A de-commissioned pumpjack on an oil and gas installation near Cremona, Alta., on Oct. 29, 2016.Jeff McIntosh/The Canadian Press
Alberta faces another spike in unfunded environmental cleanup liabilities after the latest collapse of an oil-and-gas producer.
The insolvency of Houston Oil & Gas Ltd. could push as many as 1,400 more wells onto the province’s inventory of orphan sites – unless they can be sold – after the company’s officers and directors walked away from the assets and let go its employees and contractors.
The assets carry estimated cleanup liabilities of $81.5-million, Lars De Pauw, executive director of the industry-funded Orphan Well Association (OWA) said in an affidavit his organization filed as part of the bankruptcy proceedings. The company does not have the funds to properly abandon the wells and clean up the properties, and on Oct. 29 a judge granted the OWA’s petition to put the company under the responsibility of a receiver.
Privately held Houston collapsed into bankruptcy after months of discussions with the Alberta Energy Regulator (AER), according to the court documents. It folded just six months after natural gas producer Trident Exploration Corp. ceased operations, leaving a $329-million bill to clean up 4,700 wells.
“We believe that appointing a receiver is important to ensure public safety by providing care and custody of these assets with the goal of selling as many assets as possible to a responsible producer,” Mr. De Pauw said in an e-mail. “This process will avoid situations where producing assets are designated as orphans.”
Wells that require proper remediation and have no legal owner are known as orphans. Industry levies fund the association, but a flood of bankruptcies since the oil patch downturn began five years ago has increased the number of such sites to the point where the province had to lend $235-million to the OWA in 2017. At the start of November, the fund had 3,406 wells requiring abandonment, which is the industry practice of shutting down a well, plugging it and rendering it safe.
A Globe and Mail investigation published last year found the numbers of orphan wells swelling across Western Canada because of regulations that allowed companies to idle unprofitable ones indefinitely – or transfer them to thinly financed rivals. The AER has since said it is studying corporate health more stringently before approving well transfers.
At least three oil-and-gas producers have claimed insolvency in recent weeks, putting the fate of thousands of wells in limbo just as the AER undergoes a major restructuring after a scandal involving its former chief executive officer’s efforts to set up a side business, and word of impending layoffs at the agency. Besides Houston, Bellatrix Exploration Ltd. and Accel Energy Canada Ltd. have sought protection from creditors. Bellatrix and Accel appear to be headed for restructuring.
Houston, which is primarily a gas producer, told the AER in late August that it no longer had the funds to keep operating and would close. The regulator ordered it to safely shut down all wells producing gas with high concentrations of dangerous hydrogen sulphide by Sept. 20, AER spokesman Shawn Roth said.

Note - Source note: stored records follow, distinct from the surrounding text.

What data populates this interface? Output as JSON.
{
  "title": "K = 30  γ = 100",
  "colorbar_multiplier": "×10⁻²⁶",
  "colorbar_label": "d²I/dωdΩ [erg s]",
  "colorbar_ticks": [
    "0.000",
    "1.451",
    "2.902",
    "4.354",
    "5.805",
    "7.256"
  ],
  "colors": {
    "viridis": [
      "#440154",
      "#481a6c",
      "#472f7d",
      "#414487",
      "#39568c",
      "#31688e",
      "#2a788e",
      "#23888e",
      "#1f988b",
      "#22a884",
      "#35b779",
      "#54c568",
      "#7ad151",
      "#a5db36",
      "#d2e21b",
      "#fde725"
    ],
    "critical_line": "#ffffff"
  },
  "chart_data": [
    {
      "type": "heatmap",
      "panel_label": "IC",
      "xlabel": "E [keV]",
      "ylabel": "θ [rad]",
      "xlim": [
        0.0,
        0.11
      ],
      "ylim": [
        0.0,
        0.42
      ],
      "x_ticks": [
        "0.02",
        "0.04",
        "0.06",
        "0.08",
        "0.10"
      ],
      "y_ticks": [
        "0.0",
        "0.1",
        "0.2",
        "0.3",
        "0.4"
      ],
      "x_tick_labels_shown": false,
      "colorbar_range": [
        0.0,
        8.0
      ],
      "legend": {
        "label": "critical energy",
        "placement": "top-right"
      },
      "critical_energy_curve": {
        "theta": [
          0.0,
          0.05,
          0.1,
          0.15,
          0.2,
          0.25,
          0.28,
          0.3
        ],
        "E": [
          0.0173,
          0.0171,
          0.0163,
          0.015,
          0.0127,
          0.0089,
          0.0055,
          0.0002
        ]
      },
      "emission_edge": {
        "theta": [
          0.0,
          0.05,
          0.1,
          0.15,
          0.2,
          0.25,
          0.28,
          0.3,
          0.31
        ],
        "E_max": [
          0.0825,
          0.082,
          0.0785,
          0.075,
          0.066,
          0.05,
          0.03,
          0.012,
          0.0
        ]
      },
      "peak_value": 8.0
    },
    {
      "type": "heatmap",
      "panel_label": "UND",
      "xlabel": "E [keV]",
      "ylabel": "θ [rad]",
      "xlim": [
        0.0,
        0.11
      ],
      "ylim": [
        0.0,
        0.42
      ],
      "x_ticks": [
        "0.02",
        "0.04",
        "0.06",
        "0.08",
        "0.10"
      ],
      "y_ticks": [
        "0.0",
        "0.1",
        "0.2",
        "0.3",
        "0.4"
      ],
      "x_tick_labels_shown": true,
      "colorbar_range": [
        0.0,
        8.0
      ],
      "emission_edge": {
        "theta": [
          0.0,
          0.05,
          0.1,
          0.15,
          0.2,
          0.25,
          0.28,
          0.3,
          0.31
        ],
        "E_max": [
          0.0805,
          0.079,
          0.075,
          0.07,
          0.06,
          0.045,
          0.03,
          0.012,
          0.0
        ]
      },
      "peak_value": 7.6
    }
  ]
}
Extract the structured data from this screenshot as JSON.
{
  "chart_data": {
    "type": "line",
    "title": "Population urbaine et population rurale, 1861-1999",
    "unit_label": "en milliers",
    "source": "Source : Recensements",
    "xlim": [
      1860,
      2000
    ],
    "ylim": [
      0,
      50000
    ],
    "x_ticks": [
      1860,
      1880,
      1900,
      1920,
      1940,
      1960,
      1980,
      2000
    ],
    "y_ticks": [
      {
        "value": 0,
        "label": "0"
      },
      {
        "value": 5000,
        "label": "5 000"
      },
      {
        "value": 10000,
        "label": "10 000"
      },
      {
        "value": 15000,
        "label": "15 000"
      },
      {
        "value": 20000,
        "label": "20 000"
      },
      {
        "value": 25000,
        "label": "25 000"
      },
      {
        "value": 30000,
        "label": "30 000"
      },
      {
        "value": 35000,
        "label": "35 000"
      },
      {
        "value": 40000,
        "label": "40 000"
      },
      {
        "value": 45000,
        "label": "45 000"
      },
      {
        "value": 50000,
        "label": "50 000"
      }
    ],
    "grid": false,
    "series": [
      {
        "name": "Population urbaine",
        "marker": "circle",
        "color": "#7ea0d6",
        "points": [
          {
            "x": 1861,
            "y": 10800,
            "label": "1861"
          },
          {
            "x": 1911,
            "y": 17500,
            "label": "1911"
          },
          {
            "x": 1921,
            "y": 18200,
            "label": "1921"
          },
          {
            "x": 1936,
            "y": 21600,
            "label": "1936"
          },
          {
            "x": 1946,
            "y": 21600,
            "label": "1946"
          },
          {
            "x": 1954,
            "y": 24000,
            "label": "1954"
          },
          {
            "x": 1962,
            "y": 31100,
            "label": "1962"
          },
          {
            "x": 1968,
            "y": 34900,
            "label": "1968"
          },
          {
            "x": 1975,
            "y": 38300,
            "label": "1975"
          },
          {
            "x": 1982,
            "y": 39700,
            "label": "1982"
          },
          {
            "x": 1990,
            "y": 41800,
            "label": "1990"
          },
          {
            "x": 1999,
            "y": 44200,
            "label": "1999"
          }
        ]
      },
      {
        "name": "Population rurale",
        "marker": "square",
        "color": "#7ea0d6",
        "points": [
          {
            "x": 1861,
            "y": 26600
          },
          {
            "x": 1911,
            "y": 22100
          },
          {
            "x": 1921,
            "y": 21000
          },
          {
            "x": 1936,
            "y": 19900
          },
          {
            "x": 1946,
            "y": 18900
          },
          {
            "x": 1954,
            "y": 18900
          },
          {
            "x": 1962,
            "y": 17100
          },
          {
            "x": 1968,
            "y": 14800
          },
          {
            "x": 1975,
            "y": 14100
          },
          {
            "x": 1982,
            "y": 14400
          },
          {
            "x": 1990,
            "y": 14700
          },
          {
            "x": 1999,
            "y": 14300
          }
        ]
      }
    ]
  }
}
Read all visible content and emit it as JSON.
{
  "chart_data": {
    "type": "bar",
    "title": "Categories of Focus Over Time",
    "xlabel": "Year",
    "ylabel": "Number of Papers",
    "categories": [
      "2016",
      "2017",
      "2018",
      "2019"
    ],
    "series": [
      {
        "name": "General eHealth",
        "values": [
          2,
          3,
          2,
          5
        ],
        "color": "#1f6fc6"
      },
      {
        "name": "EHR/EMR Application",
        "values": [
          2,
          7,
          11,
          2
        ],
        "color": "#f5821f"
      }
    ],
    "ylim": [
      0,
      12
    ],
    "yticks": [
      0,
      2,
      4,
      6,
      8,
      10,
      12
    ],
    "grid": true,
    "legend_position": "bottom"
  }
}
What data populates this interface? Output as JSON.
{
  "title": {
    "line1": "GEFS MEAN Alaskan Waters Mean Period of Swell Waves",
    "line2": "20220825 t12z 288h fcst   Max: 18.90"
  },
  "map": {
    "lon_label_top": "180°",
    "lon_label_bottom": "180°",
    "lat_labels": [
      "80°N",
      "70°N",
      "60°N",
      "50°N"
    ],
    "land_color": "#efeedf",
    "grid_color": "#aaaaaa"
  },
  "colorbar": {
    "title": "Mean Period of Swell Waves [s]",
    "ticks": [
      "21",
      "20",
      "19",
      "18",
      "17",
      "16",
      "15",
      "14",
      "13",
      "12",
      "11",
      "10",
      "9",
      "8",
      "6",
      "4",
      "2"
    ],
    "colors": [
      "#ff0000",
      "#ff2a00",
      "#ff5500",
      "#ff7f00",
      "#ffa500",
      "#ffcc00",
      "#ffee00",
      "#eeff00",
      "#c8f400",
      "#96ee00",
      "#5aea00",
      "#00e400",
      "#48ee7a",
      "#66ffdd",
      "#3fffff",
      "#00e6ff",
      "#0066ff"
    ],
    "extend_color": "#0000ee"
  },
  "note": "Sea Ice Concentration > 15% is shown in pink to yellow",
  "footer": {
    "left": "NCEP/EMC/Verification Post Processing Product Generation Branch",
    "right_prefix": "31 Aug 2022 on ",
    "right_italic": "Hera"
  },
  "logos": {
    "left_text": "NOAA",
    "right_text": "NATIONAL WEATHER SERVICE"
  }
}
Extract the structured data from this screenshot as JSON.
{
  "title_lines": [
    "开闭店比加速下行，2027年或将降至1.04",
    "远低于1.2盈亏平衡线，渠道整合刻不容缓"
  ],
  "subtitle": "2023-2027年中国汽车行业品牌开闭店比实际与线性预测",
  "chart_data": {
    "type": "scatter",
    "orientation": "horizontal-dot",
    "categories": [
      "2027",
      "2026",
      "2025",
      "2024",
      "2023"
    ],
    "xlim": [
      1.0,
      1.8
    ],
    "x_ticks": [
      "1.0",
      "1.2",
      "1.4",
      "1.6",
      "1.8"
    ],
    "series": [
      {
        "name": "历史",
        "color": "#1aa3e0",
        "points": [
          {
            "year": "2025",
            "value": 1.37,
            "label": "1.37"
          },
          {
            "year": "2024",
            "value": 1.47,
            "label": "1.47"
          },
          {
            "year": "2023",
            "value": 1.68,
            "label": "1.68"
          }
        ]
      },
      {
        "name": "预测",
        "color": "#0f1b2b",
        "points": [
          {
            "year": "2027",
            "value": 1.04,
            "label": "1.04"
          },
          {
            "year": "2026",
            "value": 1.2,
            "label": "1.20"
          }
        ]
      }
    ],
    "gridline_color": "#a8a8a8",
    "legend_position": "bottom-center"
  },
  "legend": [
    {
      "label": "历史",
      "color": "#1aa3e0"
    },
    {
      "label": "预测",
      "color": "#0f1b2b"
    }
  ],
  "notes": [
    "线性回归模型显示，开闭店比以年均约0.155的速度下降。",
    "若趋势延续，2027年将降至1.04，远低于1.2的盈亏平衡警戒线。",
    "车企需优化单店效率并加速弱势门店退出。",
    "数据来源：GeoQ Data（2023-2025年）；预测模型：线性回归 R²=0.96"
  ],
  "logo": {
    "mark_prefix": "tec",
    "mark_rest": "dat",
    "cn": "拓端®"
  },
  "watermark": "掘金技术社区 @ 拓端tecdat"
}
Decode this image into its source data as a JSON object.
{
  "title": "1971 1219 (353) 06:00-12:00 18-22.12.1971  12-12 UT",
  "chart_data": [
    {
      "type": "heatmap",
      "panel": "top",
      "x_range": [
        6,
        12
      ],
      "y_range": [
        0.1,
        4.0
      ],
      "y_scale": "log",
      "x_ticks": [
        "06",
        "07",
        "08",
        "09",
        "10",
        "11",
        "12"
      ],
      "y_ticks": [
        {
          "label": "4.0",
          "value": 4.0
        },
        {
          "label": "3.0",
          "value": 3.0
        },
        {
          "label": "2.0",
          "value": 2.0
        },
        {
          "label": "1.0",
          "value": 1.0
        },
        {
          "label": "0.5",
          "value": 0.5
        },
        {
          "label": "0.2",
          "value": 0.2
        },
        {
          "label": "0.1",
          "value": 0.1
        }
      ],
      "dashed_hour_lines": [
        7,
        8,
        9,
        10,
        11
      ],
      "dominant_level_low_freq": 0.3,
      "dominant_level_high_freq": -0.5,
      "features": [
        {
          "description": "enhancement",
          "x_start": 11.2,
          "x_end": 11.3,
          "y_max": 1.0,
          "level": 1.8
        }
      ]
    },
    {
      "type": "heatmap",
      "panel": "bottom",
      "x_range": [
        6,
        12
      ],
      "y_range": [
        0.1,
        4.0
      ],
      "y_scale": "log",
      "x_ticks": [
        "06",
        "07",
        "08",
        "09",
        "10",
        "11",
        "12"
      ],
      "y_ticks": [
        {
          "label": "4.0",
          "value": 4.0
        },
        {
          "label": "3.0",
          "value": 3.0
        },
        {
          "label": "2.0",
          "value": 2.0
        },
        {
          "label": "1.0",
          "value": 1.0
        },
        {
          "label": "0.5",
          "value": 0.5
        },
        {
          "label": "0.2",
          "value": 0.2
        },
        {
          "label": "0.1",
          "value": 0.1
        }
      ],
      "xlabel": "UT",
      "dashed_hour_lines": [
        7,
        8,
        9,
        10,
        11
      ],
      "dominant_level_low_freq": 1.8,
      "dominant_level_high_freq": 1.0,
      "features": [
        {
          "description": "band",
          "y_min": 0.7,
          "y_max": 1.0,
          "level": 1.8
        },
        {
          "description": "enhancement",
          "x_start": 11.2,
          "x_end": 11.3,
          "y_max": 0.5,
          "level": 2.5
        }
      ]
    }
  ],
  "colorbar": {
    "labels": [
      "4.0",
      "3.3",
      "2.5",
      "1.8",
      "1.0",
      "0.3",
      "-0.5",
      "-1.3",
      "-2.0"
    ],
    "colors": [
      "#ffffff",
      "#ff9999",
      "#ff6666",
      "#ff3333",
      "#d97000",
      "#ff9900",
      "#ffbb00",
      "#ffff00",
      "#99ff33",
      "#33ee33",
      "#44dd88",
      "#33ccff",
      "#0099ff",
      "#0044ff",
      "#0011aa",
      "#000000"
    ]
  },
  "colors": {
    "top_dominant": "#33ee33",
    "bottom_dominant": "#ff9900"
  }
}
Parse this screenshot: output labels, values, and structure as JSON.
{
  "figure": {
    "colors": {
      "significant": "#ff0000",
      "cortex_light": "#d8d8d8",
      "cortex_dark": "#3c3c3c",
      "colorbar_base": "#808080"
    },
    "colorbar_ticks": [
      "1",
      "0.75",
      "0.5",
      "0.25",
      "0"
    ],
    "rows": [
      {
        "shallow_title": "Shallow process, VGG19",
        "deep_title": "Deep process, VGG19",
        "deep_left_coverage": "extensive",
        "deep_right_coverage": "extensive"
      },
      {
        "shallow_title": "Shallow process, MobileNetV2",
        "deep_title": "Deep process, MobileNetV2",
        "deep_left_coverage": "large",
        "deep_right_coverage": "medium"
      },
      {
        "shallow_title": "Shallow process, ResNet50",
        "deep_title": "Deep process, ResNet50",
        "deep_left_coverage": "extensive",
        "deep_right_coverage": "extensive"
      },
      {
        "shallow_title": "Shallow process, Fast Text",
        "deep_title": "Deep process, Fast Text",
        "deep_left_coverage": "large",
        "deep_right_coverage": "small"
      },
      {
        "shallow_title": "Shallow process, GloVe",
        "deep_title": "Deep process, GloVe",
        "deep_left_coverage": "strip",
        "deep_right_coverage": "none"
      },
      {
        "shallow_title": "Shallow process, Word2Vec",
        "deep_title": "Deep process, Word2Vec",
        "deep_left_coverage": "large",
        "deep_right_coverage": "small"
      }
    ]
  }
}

“Houston was in significant arrears with the AER, municipalities and other partners,” Mr. Roth said in an e-mail. “The AER was not confident that Houston had the financial capacity to maintain ongoing care and custody of its assets and issued a closure to the company on Oct. 2.”
It is the responsibility of receiver Hardie & Kelly Inc. to seek other companies to take on the assets.
Randy Ruggles, Houston’s former chief executive officer, blamed several factors for his company’s failure, including Prime Minister Justin Trudeau’s government, which he said impedes Alberta’s oil industry. “Our plans were to expand, and before Trudeau got in there, the value of Houston oil was around $250-million, and that was bank-debt-free," Mr. Ruggles said in an interview. “And then you end up with nothing.”
However, Houston employed a business strategy that has proven risky, and has sunk other gas producers such as now-bankrupt Sequoia Resources Ltd. Houston acquired aging wells to reinvest the cash flow in production and clean up wells as they became tapped out. When natural gas prices tumbled in recent years, the business struggled.
In a positive move, the hit on the province from the Trident case is easing after Ember Resources Inc., a coal-bed methane and natural gas producer owned by Brookfield Asset Management Inc., agreed to acquire more than 1,100 Trident wells and other facilities, taking on environmental liabilities of $115-million. Court documents say Ember paid a “modest” amount for the assets, and as a result, AER and OWA, rather than any creditors, will benefit from the deal.
The assets are in Ember’s main operating area and connected to its infrastructure, so it can run them profitably, said Doug Dafoe, Ember’s CEO. “That has a big impact on those communities that we work in,” he said. “That’s more wells back on stream and producing gas, more people back to work, more services back to work and the municipalities can put that back into their tax base.”